Utility bills are regressive. Rising property taxes can put homeowners on fixed incomes in the red. Meanwhile, many municipal budgets are cash-strapped. Together, these factors make impact fees politically tempting: someone else pays (or so it seems). It’s akin to the rising popularity of forcing homebuilders to pay for affordable housing through inclusionary zoning (IZ), but just like IZ, impact fees precipitate adverse unintended consequences. To avoid doing more harm than good with impact fees, cities can instead fund infrastructure through taxes and utility charges that spread the burden equitably across all residents, businesses, and property owners. And to protect those who can least afford it, they can provide breaks or exemptions to low-income people, as local governments currently offer to Seattleites on property taxes and electricity and water bills.
8. If you’re trying to mitigate an affordable housing crisis caused by a shortage of homes, talking about new housing as if it’s toxic waste may not be the best messaging strategy.
Impact fees hinder equity and sustainability not only in concrete ways. Hitting homebuilders with impact fees also reinforces the public perception that the job of adding homes in city neighborhoods is a noxious activity, and that those who do it are trying to get away with something. Today, kneejerk cultural enmity for developers may be the most chronically powerful obstacle to rule changes that would help cities achieve the housing abundance necessary for equitable growth. Grandstanding about impact fees feeds the toxic narrative that homebuilding is the problem, rather than a critical part of the solution for affordability. The inimical words perpetuate flawed policy.
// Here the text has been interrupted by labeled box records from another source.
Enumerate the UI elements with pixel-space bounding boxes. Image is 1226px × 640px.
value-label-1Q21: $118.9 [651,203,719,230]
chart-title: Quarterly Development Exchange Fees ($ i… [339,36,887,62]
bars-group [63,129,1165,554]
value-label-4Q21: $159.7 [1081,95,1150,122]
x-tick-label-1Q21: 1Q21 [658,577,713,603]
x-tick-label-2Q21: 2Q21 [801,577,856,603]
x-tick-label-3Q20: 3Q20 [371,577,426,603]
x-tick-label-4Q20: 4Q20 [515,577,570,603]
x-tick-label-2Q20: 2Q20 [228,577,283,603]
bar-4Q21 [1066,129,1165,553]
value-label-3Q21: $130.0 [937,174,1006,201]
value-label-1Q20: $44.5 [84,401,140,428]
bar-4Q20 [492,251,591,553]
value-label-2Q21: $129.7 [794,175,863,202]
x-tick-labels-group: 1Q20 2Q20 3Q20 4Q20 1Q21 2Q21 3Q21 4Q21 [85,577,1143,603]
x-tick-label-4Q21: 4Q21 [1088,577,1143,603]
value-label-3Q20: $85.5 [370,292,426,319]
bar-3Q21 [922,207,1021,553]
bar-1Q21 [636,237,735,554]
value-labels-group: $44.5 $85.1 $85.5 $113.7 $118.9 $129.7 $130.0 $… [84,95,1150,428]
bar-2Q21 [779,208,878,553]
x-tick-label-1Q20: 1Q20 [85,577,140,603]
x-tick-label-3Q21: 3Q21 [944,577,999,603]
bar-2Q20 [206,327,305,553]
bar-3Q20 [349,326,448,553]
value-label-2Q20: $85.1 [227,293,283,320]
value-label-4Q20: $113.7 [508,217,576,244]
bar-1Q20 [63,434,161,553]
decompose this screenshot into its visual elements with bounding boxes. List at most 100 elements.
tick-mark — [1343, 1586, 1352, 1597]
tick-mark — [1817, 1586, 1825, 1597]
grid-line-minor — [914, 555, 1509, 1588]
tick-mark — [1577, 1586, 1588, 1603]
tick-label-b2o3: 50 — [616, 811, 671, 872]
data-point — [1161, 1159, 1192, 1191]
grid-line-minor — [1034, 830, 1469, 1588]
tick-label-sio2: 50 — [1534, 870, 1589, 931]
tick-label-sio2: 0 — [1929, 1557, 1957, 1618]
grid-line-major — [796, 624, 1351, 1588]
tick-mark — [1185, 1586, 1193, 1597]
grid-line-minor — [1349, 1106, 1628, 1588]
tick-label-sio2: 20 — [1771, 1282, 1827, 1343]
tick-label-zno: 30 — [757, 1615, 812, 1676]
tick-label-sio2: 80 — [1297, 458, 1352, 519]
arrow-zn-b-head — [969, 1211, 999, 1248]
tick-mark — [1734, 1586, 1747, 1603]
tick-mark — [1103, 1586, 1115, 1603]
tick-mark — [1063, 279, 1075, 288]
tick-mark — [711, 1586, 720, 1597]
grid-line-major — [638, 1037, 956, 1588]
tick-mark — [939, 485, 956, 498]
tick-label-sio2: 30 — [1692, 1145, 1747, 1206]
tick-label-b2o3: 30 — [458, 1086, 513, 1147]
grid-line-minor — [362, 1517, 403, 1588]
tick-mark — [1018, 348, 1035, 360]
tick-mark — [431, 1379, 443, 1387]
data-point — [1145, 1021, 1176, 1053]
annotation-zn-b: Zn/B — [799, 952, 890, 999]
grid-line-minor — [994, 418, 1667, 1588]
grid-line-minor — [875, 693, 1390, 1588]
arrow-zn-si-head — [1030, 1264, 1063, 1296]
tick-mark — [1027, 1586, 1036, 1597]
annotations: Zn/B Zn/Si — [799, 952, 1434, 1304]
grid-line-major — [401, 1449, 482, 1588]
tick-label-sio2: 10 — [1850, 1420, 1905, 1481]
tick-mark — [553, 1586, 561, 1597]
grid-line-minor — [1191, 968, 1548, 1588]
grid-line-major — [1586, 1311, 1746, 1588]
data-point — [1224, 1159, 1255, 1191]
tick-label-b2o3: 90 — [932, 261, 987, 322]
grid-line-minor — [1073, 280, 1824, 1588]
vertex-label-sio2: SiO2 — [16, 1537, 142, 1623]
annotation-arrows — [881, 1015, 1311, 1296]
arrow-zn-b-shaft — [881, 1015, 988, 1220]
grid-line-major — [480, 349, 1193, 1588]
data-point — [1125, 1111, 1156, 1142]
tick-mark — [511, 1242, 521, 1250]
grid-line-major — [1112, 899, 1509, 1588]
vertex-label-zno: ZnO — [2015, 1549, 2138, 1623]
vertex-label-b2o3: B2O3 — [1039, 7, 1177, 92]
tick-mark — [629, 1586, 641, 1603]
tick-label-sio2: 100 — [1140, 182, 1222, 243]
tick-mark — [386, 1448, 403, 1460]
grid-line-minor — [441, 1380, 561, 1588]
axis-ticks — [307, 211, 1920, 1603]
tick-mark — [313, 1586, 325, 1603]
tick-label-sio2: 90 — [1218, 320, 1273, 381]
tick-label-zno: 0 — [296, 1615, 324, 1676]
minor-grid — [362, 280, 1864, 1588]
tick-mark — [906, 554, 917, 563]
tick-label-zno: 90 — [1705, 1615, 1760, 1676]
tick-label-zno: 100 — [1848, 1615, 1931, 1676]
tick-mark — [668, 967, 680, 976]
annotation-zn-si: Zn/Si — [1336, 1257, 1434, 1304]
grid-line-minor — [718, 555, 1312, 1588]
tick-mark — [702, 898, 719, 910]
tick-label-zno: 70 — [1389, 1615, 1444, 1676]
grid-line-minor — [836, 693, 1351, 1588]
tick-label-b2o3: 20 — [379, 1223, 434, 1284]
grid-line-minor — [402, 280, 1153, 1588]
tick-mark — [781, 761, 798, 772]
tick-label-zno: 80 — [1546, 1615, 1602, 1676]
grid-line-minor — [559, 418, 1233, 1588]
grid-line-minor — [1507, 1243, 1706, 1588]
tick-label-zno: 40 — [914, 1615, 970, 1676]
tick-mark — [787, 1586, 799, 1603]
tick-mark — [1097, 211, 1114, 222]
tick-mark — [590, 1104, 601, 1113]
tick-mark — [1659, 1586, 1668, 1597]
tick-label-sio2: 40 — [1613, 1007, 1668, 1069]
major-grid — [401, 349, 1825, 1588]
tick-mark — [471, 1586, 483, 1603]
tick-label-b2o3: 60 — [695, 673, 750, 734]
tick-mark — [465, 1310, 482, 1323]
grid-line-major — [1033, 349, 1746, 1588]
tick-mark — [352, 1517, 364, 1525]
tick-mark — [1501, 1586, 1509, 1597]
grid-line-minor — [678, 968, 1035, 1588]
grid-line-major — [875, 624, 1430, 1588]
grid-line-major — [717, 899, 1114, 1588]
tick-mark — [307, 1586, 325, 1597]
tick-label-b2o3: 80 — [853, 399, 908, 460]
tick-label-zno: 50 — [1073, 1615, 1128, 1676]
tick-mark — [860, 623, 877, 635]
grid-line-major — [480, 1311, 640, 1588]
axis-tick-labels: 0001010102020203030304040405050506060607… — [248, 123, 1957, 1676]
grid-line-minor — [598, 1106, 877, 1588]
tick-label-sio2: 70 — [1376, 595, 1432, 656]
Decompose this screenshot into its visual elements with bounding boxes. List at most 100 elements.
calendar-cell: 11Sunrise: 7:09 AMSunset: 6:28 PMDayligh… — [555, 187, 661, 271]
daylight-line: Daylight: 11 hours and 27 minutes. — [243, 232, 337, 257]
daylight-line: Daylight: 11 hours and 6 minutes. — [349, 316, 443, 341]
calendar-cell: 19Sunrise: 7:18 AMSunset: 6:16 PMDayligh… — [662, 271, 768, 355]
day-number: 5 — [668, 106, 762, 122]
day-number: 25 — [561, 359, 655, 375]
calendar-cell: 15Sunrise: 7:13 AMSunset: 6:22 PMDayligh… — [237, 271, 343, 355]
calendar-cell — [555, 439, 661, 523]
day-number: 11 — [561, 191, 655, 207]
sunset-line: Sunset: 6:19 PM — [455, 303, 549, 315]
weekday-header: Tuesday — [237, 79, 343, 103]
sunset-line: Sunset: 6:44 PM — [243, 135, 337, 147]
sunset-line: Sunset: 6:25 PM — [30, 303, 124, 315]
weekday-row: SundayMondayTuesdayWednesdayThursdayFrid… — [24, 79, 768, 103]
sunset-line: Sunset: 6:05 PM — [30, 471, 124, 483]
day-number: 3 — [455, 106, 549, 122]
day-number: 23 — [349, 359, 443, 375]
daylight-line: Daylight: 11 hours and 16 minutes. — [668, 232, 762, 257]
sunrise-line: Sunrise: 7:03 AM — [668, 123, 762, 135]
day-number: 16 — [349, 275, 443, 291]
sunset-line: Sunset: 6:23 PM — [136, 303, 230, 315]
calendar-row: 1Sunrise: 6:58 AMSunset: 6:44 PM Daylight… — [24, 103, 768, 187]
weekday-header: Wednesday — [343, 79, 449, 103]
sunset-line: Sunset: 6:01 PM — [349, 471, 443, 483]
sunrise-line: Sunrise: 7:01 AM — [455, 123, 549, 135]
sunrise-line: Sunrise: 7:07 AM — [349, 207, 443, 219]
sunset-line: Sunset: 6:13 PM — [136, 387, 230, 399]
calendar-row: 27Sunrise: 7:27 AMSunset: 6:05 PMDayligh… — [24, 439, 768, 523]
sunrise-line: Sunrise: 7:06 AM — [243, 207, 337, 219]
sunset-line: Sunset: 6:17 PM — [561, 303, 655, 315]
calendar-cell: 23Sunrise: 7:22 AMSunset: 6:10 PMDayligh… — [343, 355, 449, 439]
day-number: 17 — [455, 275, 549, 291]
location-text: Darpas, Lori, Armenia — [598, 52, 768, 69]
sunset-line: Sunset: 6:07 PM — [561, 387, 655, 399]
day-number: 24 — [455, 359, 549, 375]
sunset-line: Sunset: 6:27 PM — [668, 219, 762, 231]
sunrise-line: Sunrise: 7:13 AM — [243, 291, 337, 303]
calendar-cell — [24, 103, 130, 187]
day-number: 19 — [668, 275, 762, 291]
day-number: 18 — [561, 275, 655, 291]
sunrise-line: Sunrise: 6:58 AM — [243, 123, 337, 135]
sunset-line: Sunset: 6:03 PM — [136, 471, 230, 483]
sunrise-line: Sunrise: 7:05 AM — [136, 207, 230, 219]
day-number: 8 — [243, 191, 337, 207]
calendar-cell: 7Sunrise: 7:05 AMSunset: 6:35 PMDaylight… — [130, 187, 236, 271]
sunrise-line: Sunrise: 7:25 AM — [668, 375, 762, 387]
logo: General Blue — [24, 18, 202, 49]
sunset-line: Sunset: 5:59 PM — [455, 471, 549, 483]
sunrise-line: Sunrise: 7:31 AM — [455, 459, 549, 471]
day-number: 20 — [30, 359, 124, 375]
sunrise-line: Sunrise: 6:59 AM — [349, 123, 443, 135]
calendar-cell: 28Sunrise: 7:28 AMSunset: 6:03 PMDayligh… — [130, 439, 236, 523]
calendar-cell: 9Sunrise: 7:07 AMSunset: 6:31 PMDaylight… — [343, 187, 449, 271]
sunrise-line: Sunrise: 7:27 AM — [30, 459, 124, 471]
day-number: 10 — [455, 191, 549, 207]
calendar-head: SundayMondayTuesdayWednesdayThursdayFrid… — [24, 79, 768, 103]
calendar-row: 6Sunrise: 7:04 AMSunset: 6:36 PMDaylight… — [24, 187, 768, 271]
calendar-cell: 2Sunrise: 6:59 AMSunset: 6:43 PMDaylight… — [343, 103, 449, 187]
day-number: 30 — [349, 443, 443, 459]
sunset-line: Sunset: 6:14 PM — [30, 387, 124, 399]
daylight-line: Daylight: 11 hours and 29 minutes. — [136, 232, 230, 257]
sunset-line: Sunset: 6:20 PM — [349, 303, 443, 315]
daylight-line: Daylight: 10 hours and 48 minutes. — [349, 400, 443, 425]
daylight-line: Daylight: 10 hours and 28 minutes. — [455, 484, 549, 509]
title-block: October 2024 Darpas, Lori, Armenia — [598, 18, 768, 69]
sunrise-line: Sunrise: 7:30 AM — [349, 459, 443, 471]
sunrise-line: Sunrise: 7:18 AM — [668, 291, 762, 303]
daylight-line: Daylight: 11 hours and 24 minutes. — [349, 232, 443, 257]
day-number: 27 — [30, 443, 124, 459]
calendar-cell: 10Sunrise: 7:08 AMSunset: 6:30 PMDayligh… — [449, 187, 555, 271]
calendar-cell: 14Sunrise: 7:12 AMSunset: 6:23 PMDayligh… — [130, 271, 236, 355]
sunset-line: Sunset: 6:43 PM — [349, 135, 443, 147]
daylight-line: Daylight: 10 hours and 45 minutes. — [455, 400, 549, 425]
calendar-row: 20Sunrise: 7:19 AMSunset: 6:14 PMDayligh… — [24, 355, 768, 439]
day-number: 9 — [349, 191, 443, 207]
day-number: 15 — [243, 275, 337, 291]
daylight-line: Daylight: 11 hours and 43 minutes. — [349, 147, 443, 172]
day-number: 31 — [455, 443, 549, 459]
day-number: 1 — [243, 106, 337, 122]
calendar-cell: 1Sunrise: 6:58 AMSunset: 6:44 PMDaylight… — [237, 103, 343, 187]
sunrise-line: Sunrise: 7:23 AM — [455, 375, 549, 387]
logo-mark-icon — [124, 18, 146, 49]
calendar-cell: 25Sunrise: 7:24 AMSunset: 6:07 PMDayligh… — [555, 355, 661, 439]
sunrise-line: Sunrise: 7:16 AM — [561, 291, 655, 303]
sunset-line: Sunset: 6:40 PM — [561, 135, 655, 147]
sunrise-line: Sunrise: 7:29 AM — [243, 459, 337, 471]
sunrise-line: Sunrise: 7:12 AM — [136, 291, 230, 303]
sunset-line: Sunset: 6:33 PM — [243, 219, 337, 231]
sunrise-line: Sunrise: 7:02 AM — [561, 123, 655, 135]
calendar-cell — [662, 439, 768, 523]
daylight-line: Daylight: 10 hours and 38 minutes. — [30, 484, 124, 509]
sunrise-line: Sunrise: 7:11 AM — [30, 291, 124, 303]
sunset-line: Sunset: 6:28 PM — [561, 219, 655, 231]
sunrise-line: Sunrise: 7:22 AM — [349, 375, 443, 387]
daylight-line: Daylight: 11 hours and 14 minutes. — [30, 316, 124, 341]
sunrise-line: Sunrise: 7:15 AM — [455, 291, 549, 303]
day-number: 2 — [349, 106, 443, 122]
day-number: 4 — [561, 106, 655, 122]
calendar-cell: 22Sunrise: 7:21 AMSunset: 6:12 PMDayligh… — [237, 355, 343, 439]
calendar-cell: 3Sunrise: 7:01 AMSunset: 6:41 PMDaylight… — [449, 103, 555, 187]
You don’t have to love developers (or capitalism) to recognize that they are a necessary means to a shared goal: more homes for people who need them, lower prices, greener cities, more equity.
One of the biggest urban challenges of the 21st Century is keeping prosperous cities from becoming wealthy enclaves so that people of all backgrounds and incomes can take advantage of the opportunity great cities offer. Impact fees, by discouraging homebuilding and raising prices, work against that goal. Seattle would do well to continue its brave and remarkable record of keeping the impact fee zombies at bay. The rest of Cascadia’s non-exurban cities would do well to follow Seattle’s lead and set about releasing their cities from the zombie curse.
According to the Seattle Times, “construction companies in Seattle paid $466 million in just the sales tax related to construction of buildings last year.” In most cities homebuilders are charged a variety of utility hookup charges and permitting fees, and often pay for public improvements around their buildings such as sidewalks and street trees. In Seattle builders who sell their homes pay a Real Estate Excise Tax that’s partially used to fund public infrastructure such as roads and bridges. With the intention of making “growth pay for growth,” King County (Seattle’s surrounding county) also collects a sewer capacity chargefrom owners of residential properties built since 1991.
A recent Seattle Times story framed the impact fee debate around the perceived injustice of rising water rates, and the lost opportunity “to make developers of new buildings pay for adding stress to its systems.” It’s true that utility bills are regressive, but as the story reveals, operations, maintenance, and repair, not new capacity, are the biggest cost drivers. Seattle old-timers’ taxes paid for a badly designed system that now needs some very expensive fixes, including a $423 million stormwater storage vault. Furthermore, development actually decreases the need for such vaults because under modern regulations new buildings almost always discharge less stormwater runoff than what they replaced.